冷酷な獣人王子に身代わりで嫁いだら、番(つがい)として溺愛されました
一種類かと思いきや、そこは犬型の神獣の子供たちがたくさん集められていた。

「すごいっ! もふもふの翼を持った子とか、尻尾が二本の子もいる!」

「そりゃまぁ、ここにいるは全部近隣国の神獣だからな」

第二王子の妻が見たがっている、という申請を出したことで、予定時間通りに人払いは完了していた。

はたから見ると、嫁入りしたばかりの第二王子の妻が、我儘を発揮してもふもふしに来ているように思われるのだろう。

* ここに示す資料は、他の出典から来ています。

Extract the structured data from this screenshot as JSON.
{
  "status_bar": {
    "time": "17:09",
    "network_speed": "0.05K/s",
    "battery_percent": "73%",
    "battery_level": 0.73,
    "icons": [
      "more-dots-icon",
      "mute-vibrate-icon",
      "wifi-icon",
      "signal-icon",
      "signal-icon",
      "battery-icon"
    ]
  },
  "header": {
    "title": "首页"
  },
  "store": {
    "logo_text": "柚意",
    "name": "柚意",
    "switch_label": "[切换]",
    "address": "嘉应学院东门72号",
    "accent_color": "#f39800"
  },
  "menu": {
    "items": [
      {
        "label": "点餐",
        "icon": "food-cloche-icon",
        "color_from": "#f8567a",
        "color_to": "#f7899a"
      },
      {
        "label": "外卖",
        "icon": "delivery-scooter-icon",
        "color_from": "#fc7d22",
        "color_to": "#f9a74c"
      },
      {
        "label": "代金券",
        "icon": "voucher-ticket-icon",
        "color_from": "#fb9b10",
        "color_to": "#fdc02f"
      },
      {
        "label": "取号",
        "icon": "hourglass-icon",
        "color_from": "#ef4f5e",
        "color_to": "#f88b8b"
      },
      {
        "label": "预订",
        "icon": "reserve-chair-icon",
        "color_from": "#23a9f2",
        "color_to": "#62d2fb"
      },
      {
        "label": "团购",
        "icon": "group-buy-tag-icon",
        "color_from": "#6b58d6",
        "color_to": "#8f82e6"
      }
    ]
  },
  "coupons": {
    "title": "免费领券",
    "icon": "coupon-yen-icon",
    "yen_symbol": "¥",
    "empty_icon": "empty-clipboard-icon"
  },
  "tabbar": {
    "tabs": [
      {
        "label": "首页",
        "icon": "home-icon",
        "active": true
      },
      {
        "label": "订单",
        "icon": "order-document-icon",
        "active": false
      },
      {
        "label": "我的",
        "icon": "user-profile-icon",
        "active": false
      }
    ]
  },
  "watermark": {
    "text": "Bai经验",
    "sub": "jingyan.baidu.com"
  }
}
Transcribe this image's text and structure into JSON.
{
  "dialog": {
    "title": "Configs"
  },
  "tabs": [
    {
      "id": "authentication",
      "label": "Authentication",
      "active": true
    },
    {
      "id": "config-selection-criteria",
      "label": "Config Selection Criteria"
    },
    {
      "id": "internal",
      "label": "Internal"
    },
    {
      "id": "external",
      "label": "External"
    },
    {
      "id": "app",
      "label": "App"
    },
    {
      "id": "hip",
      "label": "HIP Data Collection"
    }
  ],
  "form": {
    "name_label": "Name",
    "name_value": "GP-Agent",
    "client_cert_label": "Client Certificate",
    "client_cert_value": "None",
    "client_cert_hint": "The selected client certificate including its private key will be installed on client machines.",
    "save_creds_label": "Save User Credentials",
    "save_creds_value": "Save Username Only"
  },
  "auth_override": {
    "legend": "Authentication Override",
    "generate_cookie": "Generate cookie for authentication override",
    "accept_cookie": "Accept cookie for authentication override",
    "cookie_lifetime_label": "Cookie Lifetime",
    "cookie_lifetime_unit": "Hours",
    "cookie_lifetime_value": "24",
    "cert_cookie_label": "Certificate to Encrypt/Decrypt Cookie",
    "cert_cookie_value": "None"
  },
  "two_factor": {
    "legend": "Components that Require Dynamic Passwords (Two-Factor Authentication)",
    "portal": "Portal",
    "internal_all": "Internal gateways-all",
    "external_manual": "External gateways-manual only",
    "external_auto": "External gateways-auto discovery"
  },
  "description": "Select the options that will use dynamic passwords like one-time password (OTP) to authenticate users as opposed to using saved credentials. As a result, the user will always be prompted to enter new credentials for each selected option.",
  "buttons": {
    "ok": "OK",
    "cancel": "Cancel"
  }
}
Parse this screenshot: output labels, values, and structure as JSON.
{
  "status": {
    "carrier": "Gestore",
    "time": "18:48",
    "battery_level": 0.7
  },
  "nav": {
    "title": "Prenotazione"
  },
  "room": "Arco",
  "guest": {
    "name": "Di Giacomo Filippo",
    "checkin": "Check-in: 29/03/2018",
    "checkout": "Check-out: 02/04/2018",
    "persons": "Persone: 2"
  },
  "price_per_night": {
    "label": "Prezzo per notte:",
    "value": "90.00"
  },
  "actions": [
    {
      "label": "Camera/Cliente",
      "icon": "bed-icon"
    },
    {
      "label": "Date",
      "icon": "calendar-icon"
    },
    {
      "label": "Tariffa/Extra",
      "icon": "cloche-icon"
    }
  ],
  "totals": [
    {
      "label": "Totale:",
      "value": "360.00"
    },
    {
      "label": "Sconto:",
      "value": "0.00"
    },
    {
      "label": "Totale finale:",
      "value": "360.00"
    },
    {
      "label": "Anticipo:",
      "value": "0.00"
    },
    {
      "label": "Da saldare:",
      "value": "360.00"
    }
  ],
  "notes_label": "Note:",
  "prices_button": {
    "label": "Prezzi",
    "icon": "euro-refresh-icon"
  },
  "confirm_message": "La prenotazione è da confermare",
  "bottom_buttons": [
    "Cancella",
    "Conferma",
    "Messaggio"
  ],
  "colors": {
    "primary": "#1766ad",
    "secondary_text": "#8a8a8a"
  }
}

悪役みたいだなとは、ちょっと思えて胸がずきずきした。

(……でもっ、半年はがんばるって決めたし!)

いちいち傷付かないぞと再び心の中で思う。カイたちも、出る際に気にするなとは言ってくれていた。

仔犬たちは、人懐っこいようだった。

うずうずしているミリアの匂いを、ふんふんと嗅いでいる。

「王宮って、神獣の子供を育てるお手伝いもしているの? 超大国なのに?」

「そっちのイメージがどうなってんのかは知らないけど、うちは怖い国じゃないぞ……」

「そうそう、神獣保護に一番貢献してんだ。まぁ獣の性質のせいかな、簡単に言うと国民は動物好きってこと。町でも、当たり前に神獣の子育てが行われてる」

「ふうん」

ミリアには、怖い国であるイメージの方が強い。